LINDON, Utah--(BUSINESS WIRE)--April 23, 2001--BugNet, the world's leading supplier of software bug fixes, exposed a Windows vulnerability that allows malicious users to rewrite a Windows registry, delete files or even wipe out a hard drive.
The bug was originally demonstrated by security analyst Georgi Guninski and later validated by BugNet engineers.
The bug originates in Microsoft's Component Object Model (COM) that is built into all Windows systems since Windows 95. COM objects rely on CLSID to uniquely identify a COM object and instruct the operating system how to execute it. Using the CLSID, dangerous executables and scripts can be disguised as innocuous .TXT files.
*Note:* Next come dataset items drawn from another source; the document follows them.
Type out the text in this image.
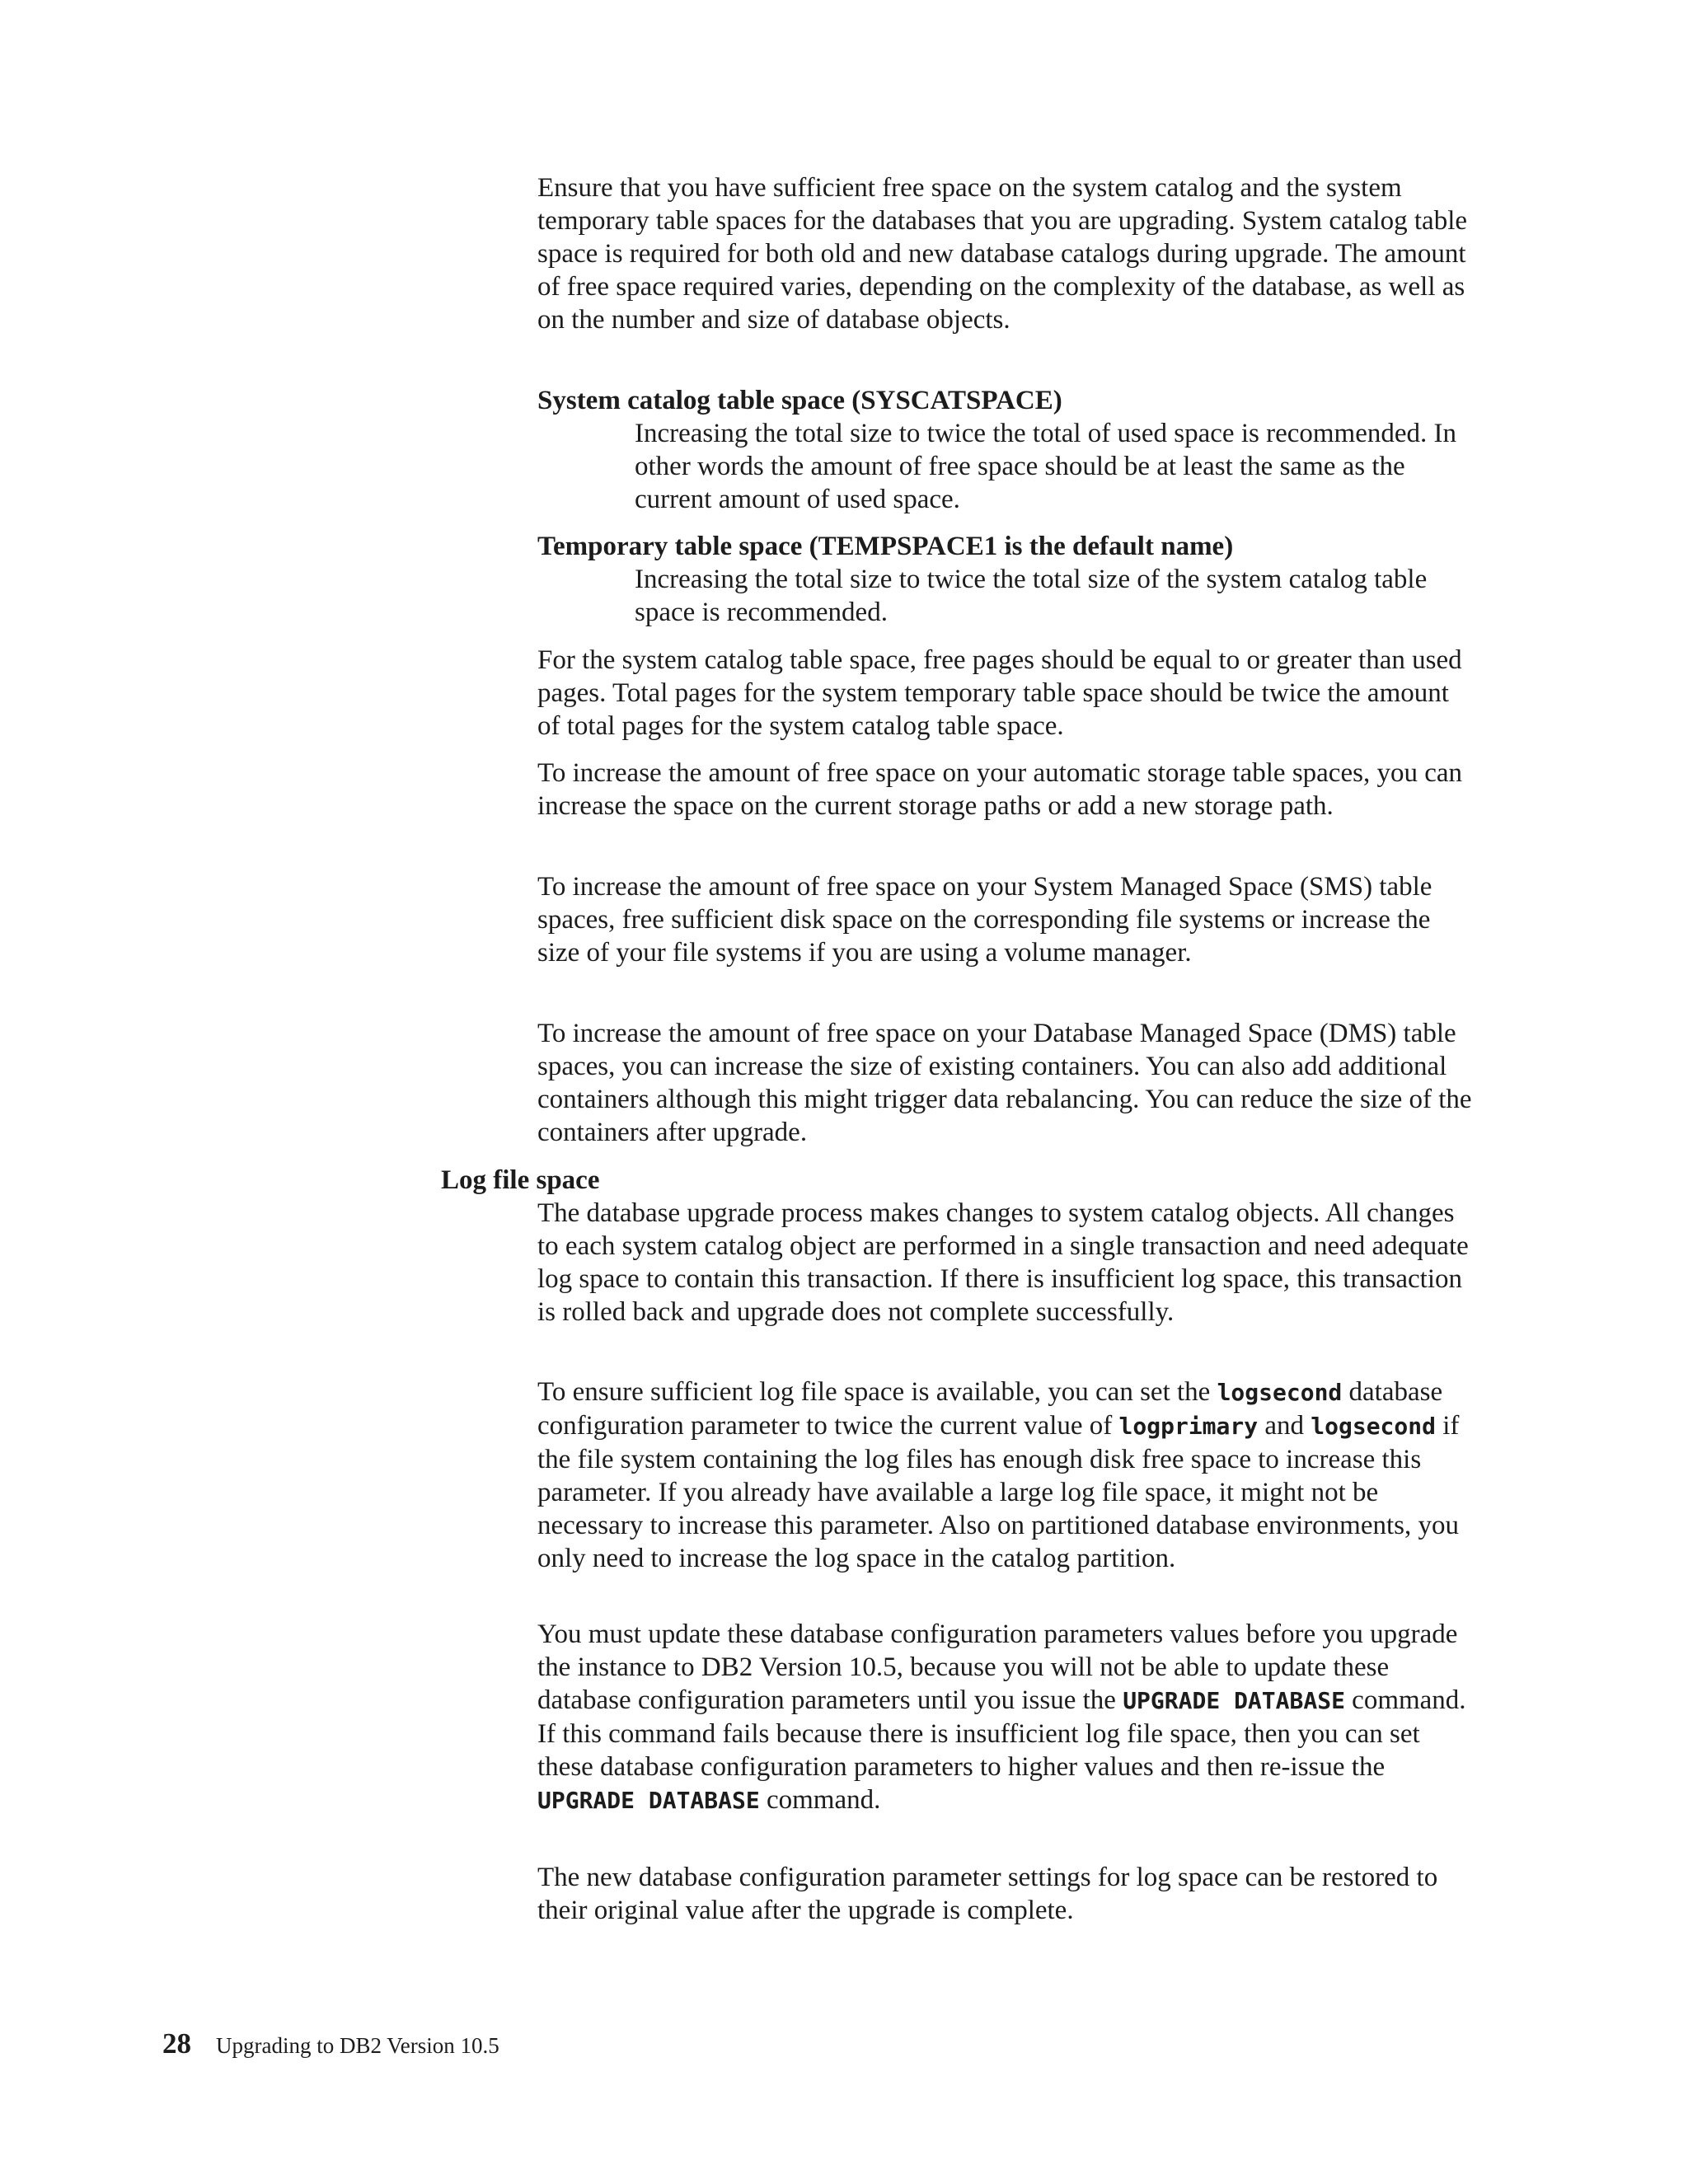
Ensure that you have sufficient free space on the system catalog and the system temporary table spaces for the databases that you are upgrading. System catalog table space is required for both old and new database catalogs during upgrade. The amount of free space required varies, depending on the complexity of the database, as well as on the number and size of database objects.

System catalog table space (SYSCATSPACE)

Increasing the total size to twice the total of used space is recommended. In other words the amount of free space should be at least the same as the current amount of used space.

Temporary table space (TEMPSPACE1 is the default name)

Increasing the total size to twice the total size of the system catalog table space is recommended.

For the system catalog table space, free pages should be equal to or greater than used pages. Total pages for the system temporary table space should be twice the amount of total pages for the system catalog table space.

To increase the amount of free space on your automatic storage table spaces, you can increase the space on the current storage paths or add a new storage path.

To increase the amount of free space on your System Managed Space (SMS) table spaces, free sufficient disk space on the corresponding file systems or increase the size of your file systems if you are using a volume manager.

To increase the amount of free space on your Database Managed Space (DMS) table spaces, you can increase the size of existing containers. You can also add additional containers although this might trigger data rebalancing. You can reduce the size of the containers after upgrade.

Log file space

The database upgrade process makes changes to system catalog objects. All changes to each system catalog object are performed in a single transaction and need adequate log space to contain this transaction. If there is insufficient log space, this transaction is rolled back and upgrade does not complete successfully.

To ensure sufficient log file space is available, you can set the logsecond database configuration parameter to twice the current value of logprimary and logsecond if the file system containing the log files has enough disk free space to increase this parameter. If you already have available a large log file space, it might not be necessary to increase this parameter. Also on partitioned database environments, you only need to increase the log space in the catalog partition.

You must update these database configuration parameters values before you upgrade the instance to DB2 Version 10.5, because you will not be able to update these database configuration parameters until you issue the UPGRADE DATABASE command. If this command fails because there is insufficient log file space, then you can set these database configuration parameters to higher values and then re-issue the UPGRADE DATABASE command.

The new database configuration parameter settings for log space can be restored to their original value after the upgrade is complete.

28 Upgrading to DB2 Version 10.5
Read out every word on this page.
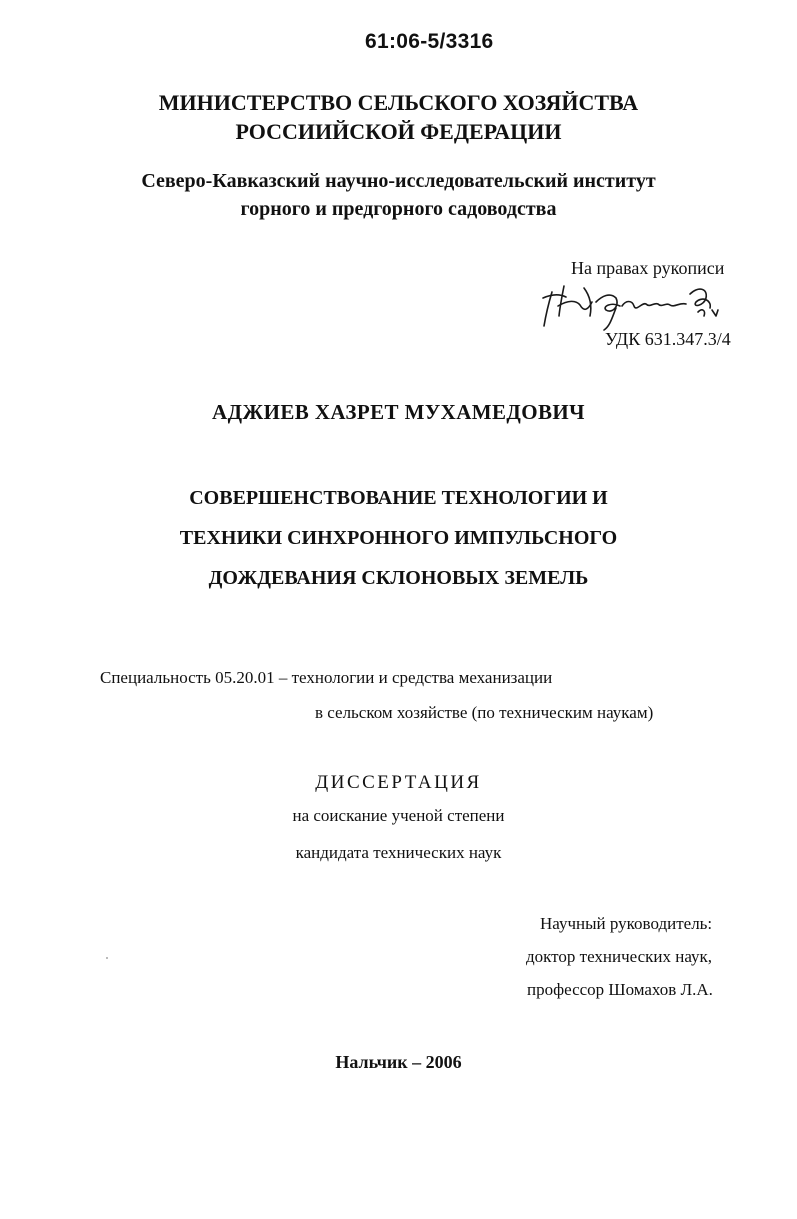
61:06-5/3316
МИНИСТЕРСТВО СЕЛЬСКОГО ХОЗЯЙСТВА
РОССИИЙСКОЙ ФЕДЕРАЦИИ
Северо-Кавказский научно-исследовательский институт
горного и предгорного садоводства
На правах рукописи
УДК 631.347.3/4
АДЖИЕВ ХАЗРЕТ МУХАМЕДОВИЧ
СОВЕРШЕНСТВОВАНИЕ ТЕХНОЛОГИИ И
ТЕХНИКИ СИНХРОННОГО ИМПУЛЬСНОГО
ДОЖДЕВАНИЯ СКЛОНОВЫХ ЗЕМЕЛЬ
Специальность 05.20.01 – технологии и средства механизации
в сельском хозяйстве (по техническим наукам)
ДИССЕРТАЦИЯ
на соискание ученой степени
кандидата технических наук
Научный руководитель:
доктор технических наук,
профессор Шомахов Л.А.
Нальчик – 2006
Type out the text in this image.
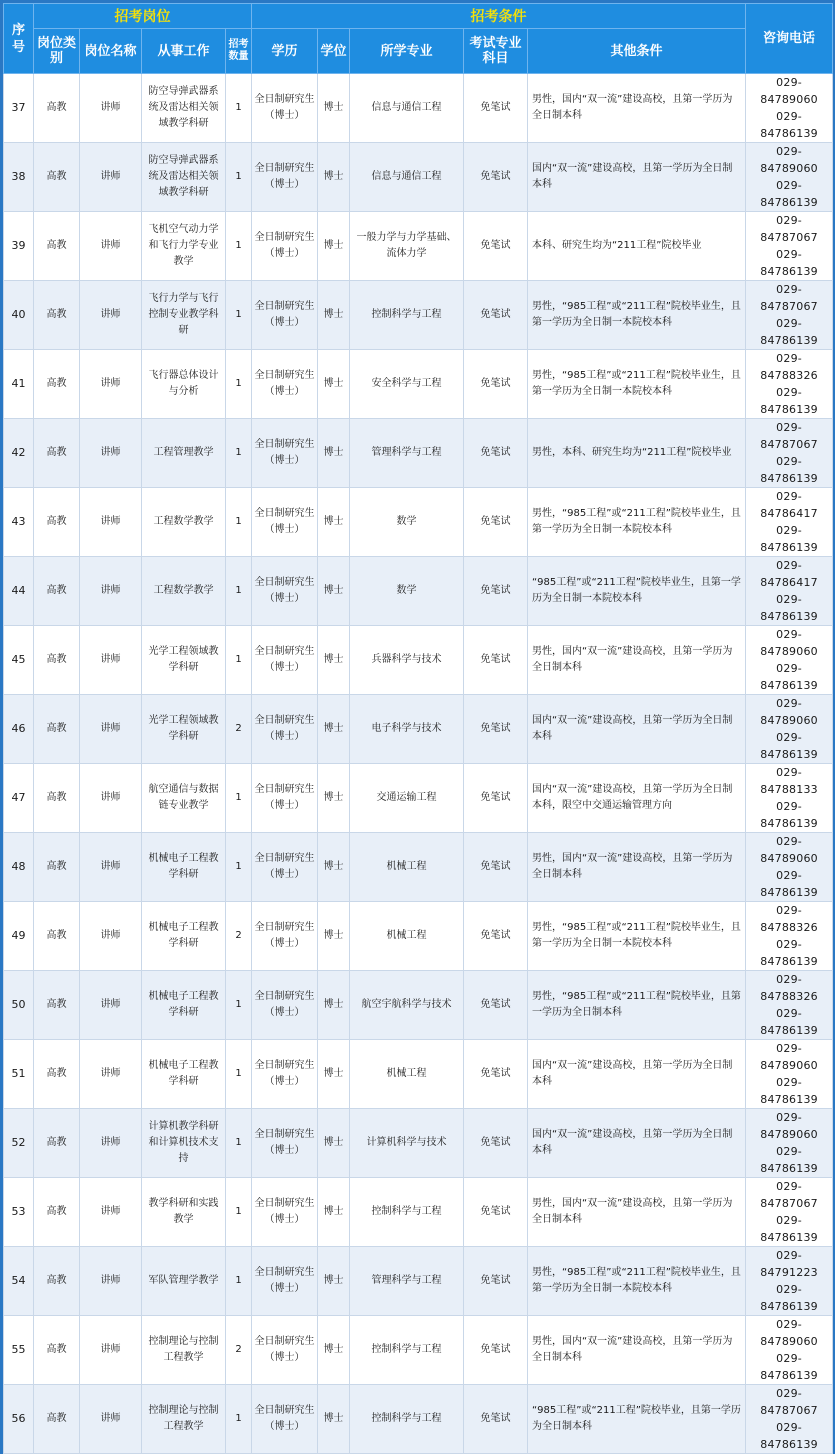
序号	招考岗位				招考条件					咨询电话
	岗位类别	岗位名称	从事工作	招考数量	学历	学位	所学专业	考试专业科目	其他条件	
37	高教	讲师	防空导弹武器系统及雷达相关领域教学科研	1	全日制研究生（博士）	博士	信息与通信工程	免笔试	男性，国内“双一流”建设高校，且第一学历为全日制本科	029-84789060
029-84786139

38	高教	讲师	防空导弹武器系统及雷达相关领域教学科研	1	全日制研究生（博士）	博士	信息与通信工程	免笔试	国内“双一流”建设高校，且第一学历为全日制本科	029-84789060
029-84786139

39	高教	讲师	飞机空气动力学和飞行力学专业教学	1	全日制研究生（博士）	博士	一般力学与力学基础、流体力学	免笔试	本科、研究生均为“211工程”院校毕业	029-84787067
029-84786139

40	高教	讲师	飞行力学与飞行控制专业教学科研	1	全日制研究生（博士）	博士	控制科学与工程	免笔试	男性，“985工程”或“211工程”院校毕业生，且第一学历为全日制一本院校本科	029-84787067
029-84786139

41	高教	讲师	飞行器总体设计与分析	1	全日制研究生（博士）	博士	安全科学与工程	免笔试	男性，“985工程”或“211工程”院校毕业生，且第一学历为全日制一本院校本科	029-84788326
029-84786139

42	高教	讲师	工程管理教学	1	全日制研究生（博士）	博士	管理科学与工程	免笔试	男性，本科、研究生均为“211工程”院校毕业	029-84787067
029-84786139

43	高教	讲师	工程数学教学	1	全日制研究生（博士）	博士	数学	免笔试	男性，“985工程”或“211工程”院校毕业生，且第一学历为全日制一本院校本科	029-84786417
029-84786139

44	高教	讲师	工程数学教学	1	全日制研究生（博士）	博士	数学	免笔试	“985工程”或“211工程”院校毕业生，且第一学历为全日制一本院校本科	029-84786417
029-84786139

45	高教	讲师	光学工程领域教学科研	1	全日制研究生（博士）	博士	兵器科学与技术	免笔试	男性，国内“双一流”建设高校，且第一学历为全日制本科	029-84789060
029-84786139

46	高教	讲师	光学工程领域教学科研	2	全日制研究生（博士）	博士	电子科学与技术	免笔试	国内“双一流”建设高校，且第一学历为全日制本科	029-84789060
029-84786139

47	高教	讲师	航空通信与数据链专业教学	1	全日制研究生（博士）	博士	交通运输工程	免笔试	国内“双一流”建设高校，且第一学历为全日制本科，限空中交通运输管理方向	029-84788133
029-84786139

48	高教	讲师	机械电子工程教学科研	1	全日制研究生（博士）	博士	机械工程	免笔试	男性，国内“双一流”建设高校，且第一学历为全日制本科	029-84789060
029-84786139

49	高教	讲师	机械电子工程教学科研	2	全日制研究生（博士）	博士	机械工程	免笔试	男性，“985工程”或“211工程”院校毕业生，且第一学历为全日制一本院校本科	029-84788326
029-84786139

50	高教	讲师	机械电子工程教学科研	1	全日制研究生（博士）	博士	航空宇航科学与技术	免笔试	男性，“985工程”或“211工程”院校毕业，且第一学历为全日制本科	029-84788326
029-84786139

51	高教	讲师	机械电子工程教学科研	1	全日制研究生（博士）	博士	机械工程	免笔试	国内“双一流”建设高校，且第一学历为全日制本科	029-84789060
029-84786139

52	高教	讲师	计算机教学科研和计算机技术支持	1	全日制研究生（博士）	博士	计算机科学与技术	免笔试	国内“双一流”建设高校，且第一学历为全日制本科	029-84789060
029-84786139

53	高教	讲师	教学科研和实践教学	1	全日制研究生（博士）	博士	控制科学与工程	免笔试	男性，国内“双一流”建设高校，且第一学历为全日制本科	029-84787067
029-84786139

54	高教	讲师	军队管理学教学	1	全日制研究生（博士）	博士	管理科学与工程	免笔试	男性，“985工程”或“211工程”院校毕业生，且第一学历为全日制一本院校本科	029-84791223
029-84786139

55	高教	讲师	控制理论与控制工程教学	2	全日制研究生（博士）	博士	控制科学与工程	免笔试	男性，国内“双一流”建设高校，且第一学历为全日制本科	029-84789060
029-84786139

56	高教	讲师	控制理论与控制工程教学	1	全日制研究生（博士）	博士	控制科学与工程	免笔试	“985工程”或“211工程”院校毕业，且第一学历为全日制本科	029-84787067
029-84786139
Double-clicking on an obfuscated file will execute, not as a text file, but in whatever way the original program was written.
BugNet performed several exploits to ascertain the seriousness of this vulnerability. ``We were able to create an Excel spreadsheet with a built-in startup macro that erases files off of the hard disk,'' said Eric Bowden, general manager, BugNet. ``We created a registry merge file that granted us administrative rights on a Windows 2000 domain server. We even selectively destroyed the Windows registry.
``Despite the menacing nature of these files, they each hide innocently behind a harmless file name like README.TXT. BugNet has posted a file which demonstrates this vulnerability, http://www.bugnet.com/lab/ba010419.html
Until Microsoft creates a patch, the only protection is for the user to vigilantly check files. When browsing network files, look at the file icon to make sure that it matches the file type. Beware of any e-mail attachments that reveal the CLSID filename. Don't double-click it until you double-check it.
BugNet has become the IT industry's central clearinghouse for information on bugs, as well as the leading provider of software bug fix information. BugNet columns and reports are regularly syndicated in many online and print publications, including MSNBC, ZDNet, InfoWorld, and Network Magazine.